The coma and head injuries in college didn’t convince me. Maybe my kid will; jury’s still out. Respect to all the dads out there sacrificing vanity for the sake of their kids.
Drugs & Alcohol
Drinking, doing drugs, and partying are not specific to skateboarding. For most of us, life itself is the original gateway drug. Partying is only slightly more celebrated in skateboarding than other athletic activities. The contest runs won on acid; video enders landed too blacked out to remember, the Team Managers mandatory spliff rolling abilities, all well and good, especially if you’re skating better than anyone else in the world. It adds to the allure.
You could argue that skateboarding doesn’t glorify partying and profit from it, but you’d be wrong.

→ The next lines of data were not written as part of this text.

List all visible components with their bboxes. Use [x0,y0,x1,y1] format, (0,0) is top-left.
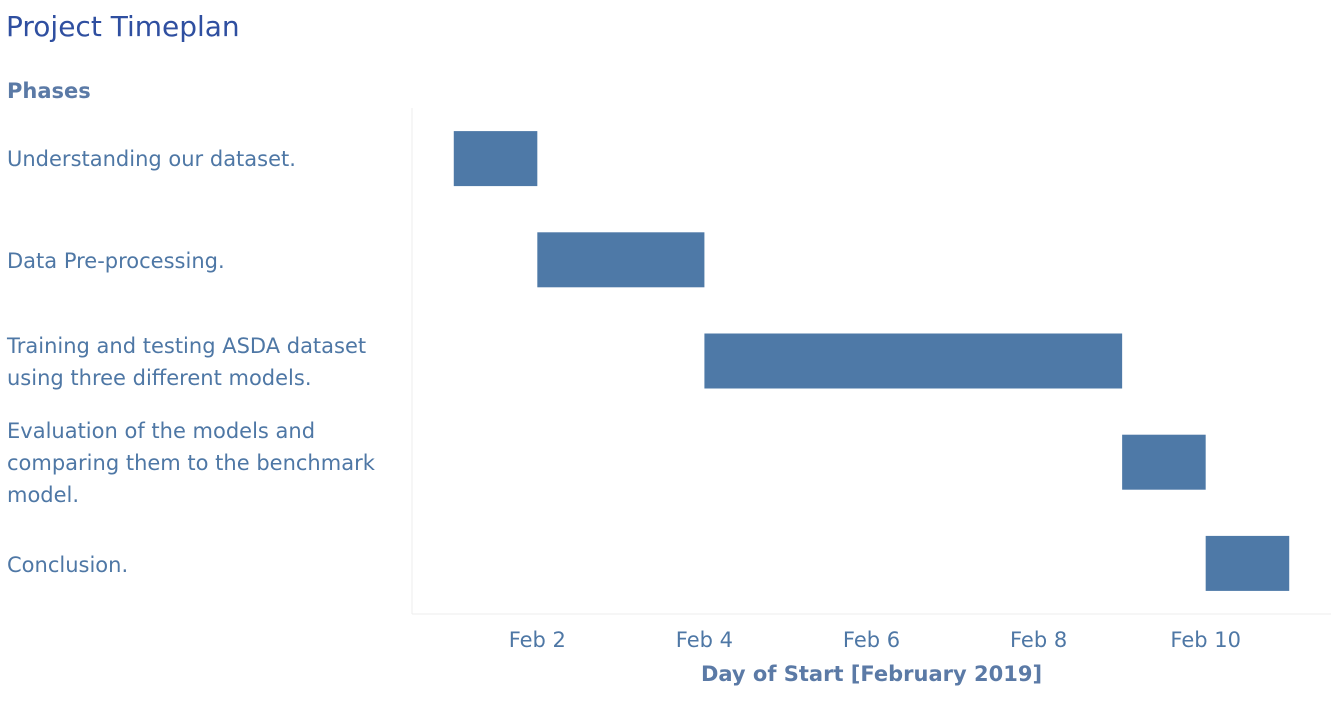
gantt-bar [537,232,705,288]
chart-title: Project Timeplan [6,10,240,43]
phase-label: Evaluation of the models and comparing t… [7,419,375,507]
x-tick-label: Feb 6 [843,628,900,652]
gantt-bar [1205,535,1290,591]
x-tick-label: Feb 8 [1010,628,1067,652]
x-tick-label: Feb 2 [509,628,566,652]
x-tick-label: Feb 4 [676,628,733,652]
gantt-bar [704,333,1123,389]
phase-label: Understanding our dataset. [7,147,296,171]
phase-label: Training and testing ASDA dataset using … [7,334,367,390]
phase-label: Conclusion. [7,553,129,577]
x-tick-label: Feb 10 [1170,628,1241,652]
phases-header: Phases [7,79,91,103]
phase-label: Data Pre-processing. [7,249,225,273]
gantt-bar [453,131,538,187]
x-axis-title: Day of Start [February 2019] [700,662,1043,686]
gantt-bar [1122,434,1206,490]
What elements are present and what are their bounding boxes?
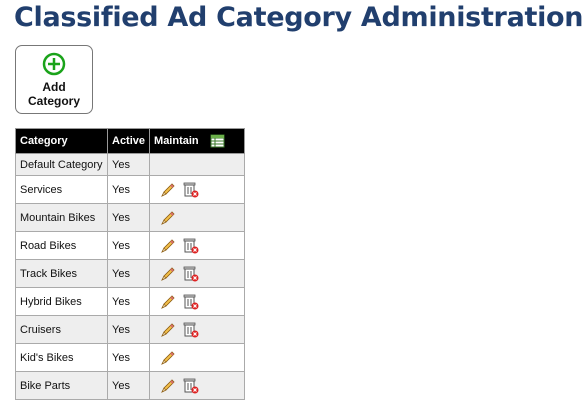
category-cell: Services <box>15 175 108 204</box>
maintain-cell <box>149 259 246 288</box>
edit-icon[interactable] <box>160 378 176 394</box>
maintain-cell <box>149 315 246 344</box>
grid-icon[interactable] <box>210 134 226 148</box>
active-cell: Yes <box>106 175 151 204</box>
table-row: Kid's Bikes Yes <box>15 343 246 372</box>
delete-icon[interactable] <box>182 321 200 339</box>
active-cell: Yes <box>106 153 151 176</box>
category-cell: Track Bikes <box>15 259 108 288</box>
add-category-button[interactable]: Add Category <box>15 45 93 114</box>
maintain-cell <box>149 343 246 372</box>
table-row: Cruisers Yes <box>15 315 246 344</box>
table-row: Mountain Bikes Yes <box>15 203 246 232</box>
maintain-cell <box>149 371 246 400</box>
delete-icon[interactable] <box>182 377 200 395</box>
maintain-cell <box>149 153 246 176</box>
active-cell: Yes <box>106 203 151 232</box>
category-cell: Mountain Bikes <box>15 203 108 232</box>
edit-icon[interactable] <box>160 182 176 198</box>
active-cell: Yes <box>106 315 151 344</box>
table-row: Road Bikes Yes <box>15 231 246 260</box>
column-header: Maintain <box>149 128 246 154</box>
table-row: Hybrid Bikes Yes <box>15 287 246 316</box>
category-cell: Cruisers <box>15 315 108 344</box>
edit-icon[interactable] <box>160 238 176 254</box>
active-cell: Yes <box>106 343 151 372</box>
active-cell: Yes <box>106 287 151 316</box>
category-cell: Bike Parts <box>15 371 108 400</box>
delete-icon[interactable] <box>182 293 200 311</box>
edit-icon[interactable] <box>160 266 176 282</box>
delete-icon[interactable] <box>182 181 200 199</box>
category-cell: Road Bikes <box>15 231 108 260</box>
delete-icon[interactable] <box>182 237 200 255</box>
edit-icon[interactable] <box>160 322 176 338</box>
delete-icon[interactable] <box>182 265 200 283</box>
table-row: Default Category Yes <box>15 153 246 176</box>
column-header: Category <box>15 128 108 154</box>
edit-icon[interactable] <box>160 350 176 366</box>
add-icon <box>42 52 66 76</box>
maintain-cell <box>149 175 246 204</box>
table-row: Track Bikes Yes <box>15 259 246 288</box>
edit-icon[interactable] <box>160 210 176 226</box>
table-row: Services Yes <box>15 175 246 204</box>
table-row: Bike Parts Yes <box>15 371 246 400</box>
maintain-cell <box>149 203 246 232</box>
category-cell: Default Category <box>15 153 108 176</box>
edit-icon[interactable] <box>160 294 176 310</box>
category-cell: Kid's Bikes <box>15 343 108 372</box>
active-cell: Yes <box>106 259 151 288</box>
active-cell: Yes <box>106 231 151 260</box>
active-cell: Yes <box>106 371 151 400</box>
category-table: Category Active Maintain Default Categor… <box>15 128 246 400</box>
maintain-cell <box>149 287 246 316</box>
maintain-cell <box>149 231 246 260</box>
category-cell: Hybrid Bikes <box>15 287 108 316</box>
header-row: Category Active Maintain <box>15 128 246 154</box>
page-title: Classified Ad Category Administration <box>14 2 583 33</box>
column-header: Active <box>106 128 151 154</box>
button-label: Add Category <box>27 80 80 108</box>
column-header-label: Maintain <box>154 134 199 147</box>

Maybe I struggle with this one because, as part of the industry, I’m arguably in a position to change it. Truth is, I don’t really want to. The fuck-all lifestyle is what drew me to skating in the first place. Changing it would erase a big part of my past and alter a culture I hold very dear.
To all those other people’s kids, “Skateboarding is for the youth and the powerful recklessness that comes with it. It’s better to see the world as is, full of vices, peer pressure, bad decisions and deal with the consequences on your own. Rather than a sugar-coated, sheltered version of skateboarding as an after-school special with blinders always on.”
But this is my kid we’re talking about. Don’t come near me with that self-righteous manifesto bullshit. Drugs are bad. Alcohol is a depressant, and any issues with depression, anxiety, or mental health you might struggle with in life, drinking and partying, will make them worse. Trust me on this one.
So, I know skateboarding might look pretty cool and all, but have you thought about badminton?
Plus, your dad skates. Lord knows that dude is pretty lame.
Respect For Other People’s Stuff
As soon as your kid can crawl and interact with other babies, one of the first things you teach them is to share and respect other people’s things. You don’t want your kid drawing all over the walls and destroying your house or others.
Then you have to explain that your life’s work and passion revolves mostly around destroying public and sometimes private property with your four-wheeled toy.
I know dad told you that it wasn’t nice to mark up the walls in the house, but when I do it skateboarding on all those buildings downtown, it’s completely different.
Of the three, this one is the easiest to look the other way on. It involves inanimate objects. No one is facing a life-threatening injury or developing an addiction because you scratched the paint off a bench.
It’s just another one of those things you know is wrong but feels so right, as long as your kid isn’t watching or asking questions.
As much as we want to, we won’t be able to fix the world for our kids or completely protect them from it. The best we can do is offer the tools we have to help them navigate it.
Skateboarding may not be the sharpest tool, but I’ve yet to find a better one for approaching my life.
Growing up, I felt like a walking contradiction, wrapped in imperfections. I needed a community as imperfect as I felt. My own island of misfit toys. I found it in skateboarding. It became me, the good and the bad. It’s never been perfect, and I think that’s why it’s served me so well.
With a skateboard as your compass, you learn very early that the world doesn’t operate in absolutes. There are a million shades of grey in between right and wrong. Limiting yourself to the strictest of rules and logic, you miss out on all the people and experiences in between.
While my instinct is to protect my son at all cost, wrap him in bubble wrap, and steer him towards the highest path of moral ground. I know skateboarding or not; he’s going to do dangerous things, face hard decisions, and occasionally screw things up.
That’s when my expertise as a skate dad will come in handy most. The ability to forgive, sympathize with the pull to make bad decisions, and above all else understand what it’s like to be a kid because my days still revolve around pretending to be one.